Ron Robinson

Personal information
- Born: December 6, 1980 (age 44) The Bronx, New York, U.S.
- Listed height: 6 ft 7 in (2.01 m)
- Listed weight: 215 lb (98 kg)

Career information
- High school: Truman (The Bronx, New York); Bronx Regional (The Bronx, New York); The Winchendon School (Winchendon, Massachusetts);
- College: Central Connecticut (2000–2004)
- NBA draft: 2004: undrafted
- Playing career: 2004–2004
- Position: Forward

Career highlights and awards
- NEC Player of the Year (2004); 2× First-team All-NEC (2003, 2004); NEC All-Rookie team (2001);

= Ron Robinson (basketball) =

American basketball player

Ron Robinson Jr. (born December 6, 1980) is an American former professional basketball player. He played college basketball for the Central Connecticut Blue Devils and was the Northeast Conference Player of the Year in 2004. Robinson played professionally in Europe.

==Early life==
Robinson was raised in the Bronx, New York. His parents were both murdered in separate shooting incidents in the Bronx: his father, Ron Sr., when Robinson was aged eight and his mother, Desiree Randall, when he was aged ten. Robinson moved in with his grandmother, Emma Harris, who lived in Brooklyn but she lost her apartment and they resorted to living in homeless shelters throughout New York City. Harris died less than three years later and Robinson returned to Bronx to live with his aunt. Robinson spent three years with his aunt before she died of a chronic lung condition and he was taken in by a friend.

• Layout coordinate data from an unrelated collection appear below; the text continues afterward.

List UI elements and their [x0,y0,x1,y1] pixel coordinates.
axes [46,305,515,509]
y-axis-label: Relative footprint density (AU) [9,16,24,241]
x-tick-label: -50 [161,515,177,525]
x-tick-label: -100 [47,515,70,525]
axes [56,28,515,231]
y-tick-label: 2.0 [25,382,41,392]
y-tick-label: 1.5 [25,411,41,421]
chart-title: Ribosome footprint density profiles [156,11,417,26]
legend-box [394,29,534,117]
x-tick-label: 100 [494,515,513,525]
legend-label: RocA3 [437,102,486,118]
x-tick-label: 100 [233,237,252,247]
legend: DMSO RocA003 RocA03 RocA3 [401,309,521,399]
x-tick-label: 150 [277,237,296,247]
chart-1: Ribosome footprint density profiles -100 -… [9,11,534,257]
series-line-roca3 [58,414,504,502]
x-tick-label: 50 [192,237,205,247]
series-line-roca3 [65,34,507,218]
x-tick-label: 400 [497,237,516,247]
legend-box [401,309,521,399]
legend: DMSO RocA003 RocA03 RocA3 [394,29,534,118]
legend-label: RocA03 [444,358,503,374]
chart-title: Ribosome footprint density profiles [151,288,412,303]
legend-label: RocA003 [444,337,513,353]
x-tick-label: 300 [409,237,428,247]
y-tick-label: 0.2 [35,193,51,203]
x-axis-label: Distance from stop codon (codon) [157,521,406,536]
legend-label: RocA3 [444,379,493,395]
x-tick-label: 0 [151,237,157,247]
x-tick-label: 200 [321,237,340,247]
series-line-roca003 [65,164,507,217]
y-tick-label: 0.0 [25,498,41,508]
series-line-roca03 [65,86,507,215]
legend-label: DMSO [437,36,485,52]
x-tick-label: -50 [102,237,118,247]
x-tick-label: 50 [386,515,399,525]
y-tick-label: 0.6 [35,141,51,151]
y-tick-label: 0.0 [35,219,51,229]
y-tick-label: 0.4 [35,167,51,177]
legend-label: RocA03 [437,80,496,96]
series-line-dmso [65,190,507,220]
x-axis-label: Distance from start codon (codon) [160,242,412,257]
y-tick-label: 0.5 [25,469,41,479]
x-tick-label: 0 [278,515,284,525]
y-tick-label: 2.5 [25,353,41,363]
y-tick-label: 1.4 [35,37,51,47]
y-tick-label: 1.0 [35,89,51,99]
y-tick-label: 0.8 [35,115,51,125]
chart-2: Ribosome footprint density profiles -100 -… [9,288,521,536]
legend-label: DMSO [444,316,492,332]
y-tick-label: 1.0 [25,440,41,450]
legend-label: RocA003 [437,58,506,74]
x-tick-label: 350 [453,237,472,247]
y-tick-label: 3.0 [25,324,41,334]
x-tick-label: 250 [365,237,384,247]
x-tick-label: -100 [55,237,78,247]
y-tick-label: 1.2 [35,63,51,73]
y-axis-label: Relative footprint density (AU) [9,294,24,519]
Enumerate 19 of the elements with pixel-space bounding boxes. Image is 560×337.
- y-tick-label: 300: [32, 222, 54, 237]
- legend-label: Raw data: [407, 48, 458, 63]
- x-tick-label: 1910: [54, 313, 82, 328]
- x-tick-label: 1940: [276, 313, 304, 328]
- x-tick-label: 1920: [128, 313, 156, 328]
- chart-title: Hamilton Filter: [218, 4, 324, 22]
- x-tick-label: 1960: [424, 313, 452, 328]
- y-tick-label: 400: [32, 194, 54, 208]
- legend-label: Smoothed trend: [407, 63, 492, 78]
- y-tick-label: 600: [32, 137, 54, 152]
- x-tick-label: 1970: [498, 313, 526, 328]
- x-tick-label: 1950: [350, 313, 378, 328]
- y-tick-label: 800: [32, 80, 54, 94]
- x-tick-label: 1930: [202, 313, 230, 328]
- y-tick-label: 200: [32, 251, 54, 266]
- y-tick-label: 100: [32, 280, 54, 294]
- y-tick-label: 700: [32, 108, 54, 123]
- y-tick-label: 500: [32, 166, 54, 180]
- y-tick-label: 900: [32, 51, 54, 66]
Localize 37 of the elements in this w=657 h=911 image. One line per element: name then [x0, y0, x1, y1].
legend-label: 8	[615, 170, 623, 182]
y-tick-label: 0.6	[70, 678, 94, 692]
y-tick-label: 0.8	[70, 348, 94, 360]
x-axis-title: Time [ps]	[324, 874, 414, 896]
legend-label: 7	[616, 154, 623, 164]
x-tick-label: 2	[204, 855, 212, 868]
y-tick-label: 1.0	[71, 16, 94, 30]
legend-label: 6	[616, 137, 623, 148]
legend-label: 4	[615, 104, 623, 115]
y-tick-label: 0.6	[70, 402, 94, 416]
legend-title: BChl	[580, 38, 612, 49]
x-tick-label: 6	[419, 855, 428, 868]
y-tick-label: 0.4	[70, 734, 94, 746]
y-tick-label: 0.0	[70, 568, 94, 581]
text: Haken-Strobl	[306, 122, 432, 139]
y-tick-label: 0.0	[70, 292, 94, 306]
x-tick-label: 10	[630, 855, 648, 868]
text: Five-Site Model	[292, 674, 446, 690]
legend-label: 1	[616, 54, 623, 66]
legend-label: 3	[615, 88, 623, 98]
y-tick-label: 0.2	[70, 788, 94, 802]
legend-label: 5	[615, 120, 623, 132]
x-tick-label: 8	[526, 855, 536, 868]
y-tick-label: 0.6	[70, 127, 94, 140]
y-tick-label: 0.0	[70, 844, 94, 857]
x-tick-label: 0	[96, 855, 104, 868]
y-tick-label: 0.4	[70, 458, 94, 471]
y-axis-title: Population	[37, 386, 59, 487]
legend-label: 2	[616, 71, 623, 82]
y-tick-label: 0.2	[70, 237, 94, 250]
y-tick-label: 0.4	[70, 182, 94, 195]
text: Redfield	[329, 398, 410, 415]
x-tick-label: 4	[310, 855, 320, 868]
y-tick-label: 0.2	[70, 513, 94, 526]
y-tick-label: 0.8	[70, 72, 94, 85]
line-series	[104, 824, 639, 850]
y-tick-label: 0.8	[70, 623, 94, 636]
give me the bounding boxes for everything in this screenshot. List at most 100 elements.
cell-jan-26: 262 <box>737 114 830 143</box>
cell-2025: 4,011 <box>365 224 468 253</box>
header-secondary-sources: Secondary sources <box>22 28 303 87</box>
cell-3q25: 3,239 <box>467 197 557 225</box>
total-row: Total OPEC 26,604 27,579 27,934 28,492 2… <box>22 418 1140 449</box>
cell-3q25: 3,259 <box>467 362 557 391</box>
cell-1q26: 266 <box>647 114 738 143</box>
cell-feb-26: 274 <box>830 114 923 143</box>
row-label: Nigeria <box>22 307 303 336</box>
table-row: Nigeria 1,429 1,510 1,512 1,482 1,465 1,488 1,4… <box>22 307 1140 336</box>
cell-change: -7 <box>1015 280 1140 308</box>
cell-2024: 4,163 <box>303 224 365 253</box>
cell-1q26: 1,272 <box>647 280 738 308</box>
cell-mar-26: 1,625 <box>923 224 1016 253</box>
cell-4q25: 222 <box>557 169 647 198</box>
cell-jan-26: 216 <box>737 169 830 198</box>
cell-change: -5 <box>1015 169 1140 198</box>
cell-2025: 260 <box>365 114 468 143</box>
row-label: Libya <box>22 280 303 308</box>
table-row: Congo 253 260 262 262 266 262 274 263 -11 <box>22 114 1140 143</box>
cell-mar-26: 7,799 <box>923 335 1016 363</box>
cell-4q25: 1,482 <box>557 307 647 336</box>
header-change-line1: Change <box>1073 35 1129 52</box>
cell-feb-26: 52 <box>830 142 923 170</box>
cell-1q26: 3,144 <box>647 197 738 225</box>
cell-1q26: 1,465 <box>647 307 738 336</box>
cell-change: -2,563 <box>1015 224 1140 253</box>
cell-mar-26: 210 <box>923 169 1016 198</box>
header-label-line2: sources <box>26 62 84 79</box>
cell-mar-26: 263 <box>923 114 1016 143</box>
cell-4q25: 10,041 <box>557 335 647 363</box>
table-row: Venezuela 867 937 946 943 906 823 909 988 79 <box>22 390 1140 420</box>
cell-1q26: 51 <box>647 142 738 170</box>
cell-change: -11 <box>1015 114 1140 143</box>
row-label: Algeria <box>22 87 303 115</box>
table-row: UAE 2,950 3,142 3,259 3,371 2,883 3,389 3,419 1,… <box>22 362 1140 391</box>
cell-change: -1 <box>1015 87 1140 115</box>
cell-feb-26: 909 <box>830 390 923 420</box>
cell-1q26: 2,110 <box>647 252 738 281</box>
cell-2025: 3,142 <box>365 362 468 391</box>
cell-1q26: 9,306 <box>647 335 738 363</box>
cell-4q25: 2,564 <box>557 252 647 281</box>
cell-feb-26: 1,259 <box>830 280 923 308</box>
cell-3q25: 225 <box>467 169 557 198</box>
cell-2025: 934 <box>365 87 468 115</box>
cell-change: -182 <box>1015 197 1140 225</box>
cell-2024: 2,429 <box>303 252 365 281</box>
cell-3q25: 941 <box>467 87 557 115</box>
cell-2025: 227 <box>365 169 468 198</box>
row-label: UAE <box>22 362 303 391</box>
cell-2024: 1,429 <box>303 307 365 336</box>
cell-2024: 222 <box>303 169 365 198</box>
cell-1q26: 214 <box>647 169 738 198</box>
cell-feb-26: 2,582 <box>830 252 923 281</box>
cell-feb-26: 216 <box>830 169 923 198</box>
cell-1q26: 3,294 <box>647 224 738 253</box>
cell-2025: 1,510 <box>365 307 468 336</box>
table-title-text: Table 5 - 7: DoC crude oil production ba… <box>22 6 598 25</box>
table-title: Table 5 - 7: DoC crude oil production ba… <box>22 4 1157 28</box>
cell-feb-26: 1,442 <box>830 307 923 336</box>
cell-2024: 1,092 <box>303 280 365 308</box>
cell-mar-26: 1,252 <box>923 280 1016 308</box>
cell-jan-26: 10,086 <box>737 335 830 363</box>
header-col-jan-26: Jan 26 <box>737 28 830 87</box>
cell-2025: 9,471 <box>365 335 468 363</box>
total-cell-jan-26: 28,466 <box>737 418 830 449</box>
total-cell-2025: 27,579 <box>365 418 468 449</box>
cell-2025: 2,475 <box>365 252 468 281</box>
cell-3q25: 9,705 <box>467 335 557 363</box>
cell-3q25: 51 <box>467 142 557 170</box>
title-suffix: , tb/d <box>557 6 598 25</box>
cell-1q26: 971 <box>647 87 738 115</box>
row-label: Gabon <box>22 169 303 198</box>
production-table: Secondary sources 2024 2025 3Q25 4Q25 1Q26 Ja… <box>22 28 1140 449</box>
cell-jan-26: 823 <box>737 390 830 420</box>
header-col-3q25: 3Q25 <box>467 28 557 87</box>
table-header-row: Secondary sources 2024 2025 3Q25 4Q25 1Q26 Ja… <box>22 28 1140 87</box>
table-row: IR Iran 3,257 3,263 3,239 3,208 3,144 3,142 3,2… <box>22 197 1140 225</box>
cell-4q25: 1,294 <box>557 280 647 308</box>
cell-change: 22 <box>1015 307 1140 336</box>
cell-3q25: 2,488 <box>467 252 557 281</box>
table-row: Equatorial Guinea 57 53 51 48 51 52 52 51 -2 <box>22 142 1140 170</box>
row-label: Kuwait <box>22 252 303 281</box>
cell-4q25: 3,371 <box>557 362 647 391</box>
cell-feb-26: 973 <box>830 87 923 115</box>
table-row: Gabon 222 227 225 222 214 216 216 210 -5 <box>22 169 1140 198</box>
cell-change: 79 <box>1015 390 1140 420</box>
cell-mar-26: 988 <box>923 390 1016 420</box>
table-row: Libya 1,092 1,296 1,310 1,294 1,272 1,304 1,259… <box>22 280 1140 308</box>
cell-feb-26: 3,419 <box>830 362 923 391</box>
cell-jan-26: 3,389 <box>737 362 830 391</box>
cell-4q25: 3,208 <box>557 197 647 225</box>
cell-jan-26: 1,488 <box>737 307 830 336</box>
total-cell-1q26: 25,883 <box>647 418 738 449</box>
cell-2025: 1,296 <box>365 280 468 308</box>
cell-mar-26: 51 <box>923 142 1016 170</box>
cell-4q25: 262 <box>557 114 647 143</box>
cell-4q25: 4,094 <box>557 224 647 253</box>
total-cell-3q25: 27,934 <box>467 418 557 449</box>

Robinson attended seven elementary schools and four high schools. After struggling at Truman High School, he transferred to Bronx Regional High School where he became an all-city player. Robinson was introduced to The Boys Club of New York at the age of 17 by a friend and credits the club as saving his life. He toured China with The Boys Club team in 1999. Aided by the club's academic program, Robinson improved his grades and received a scholarship to attend The Winchendon School in Winchendon, Massachusetts.

==College career==
Robinson was spotted by Central Connecticut Blue Devils assistant coach, Patrick Sellers, at Winchendon. Blue Devils head coach Howie Dickenman had a friend who knew the executive director of the Boys Club of New York and recruited Robinson at his home in the Bronx.

Robinson joined the Blue Devils as strictly a rebounder who could not shoot free throws. He developed a jump shot and offensive moves throughout his first three seasons. Robinson was selected to the Northeast Conference all-rookie team in 2001. The Blue Devils made the 2002 NCAA Division I basketball tournament with a leadership group of Robinson, Damian Battles, Ricardo Scott and Corsley Edwards.

Robinson was announced as the Blue Devils' captain before the 2002–03 season. Robinson was considered to be the "heart and soul" of the Blue Devils during his senior season in 2003–04. He played the Blue Devils into the NEC title game despite the team being a seventh seed with a 14–14 record. Robinson led the team in scoring and rebounding with 18.0 points and 9.7 rebounds per game. He was named as the Northeast Conference Player of the Year in 2004 and was a two-time first-team all-conference selection.

==Professional career==
Robinson had a workout with the Toronto Raptors of the National Basketball Association (NBA). He was selected by the St. Louis Skyhawks in the 2004 United States Basketball League (USBL) draft as the 44th and final pick. Robinson played professionally in Belgium, Finland and Iceland where he was released by all three teams he played for in 2004.

==Personal life==
Robinson's first daughter was born in 2003 and named after his mother.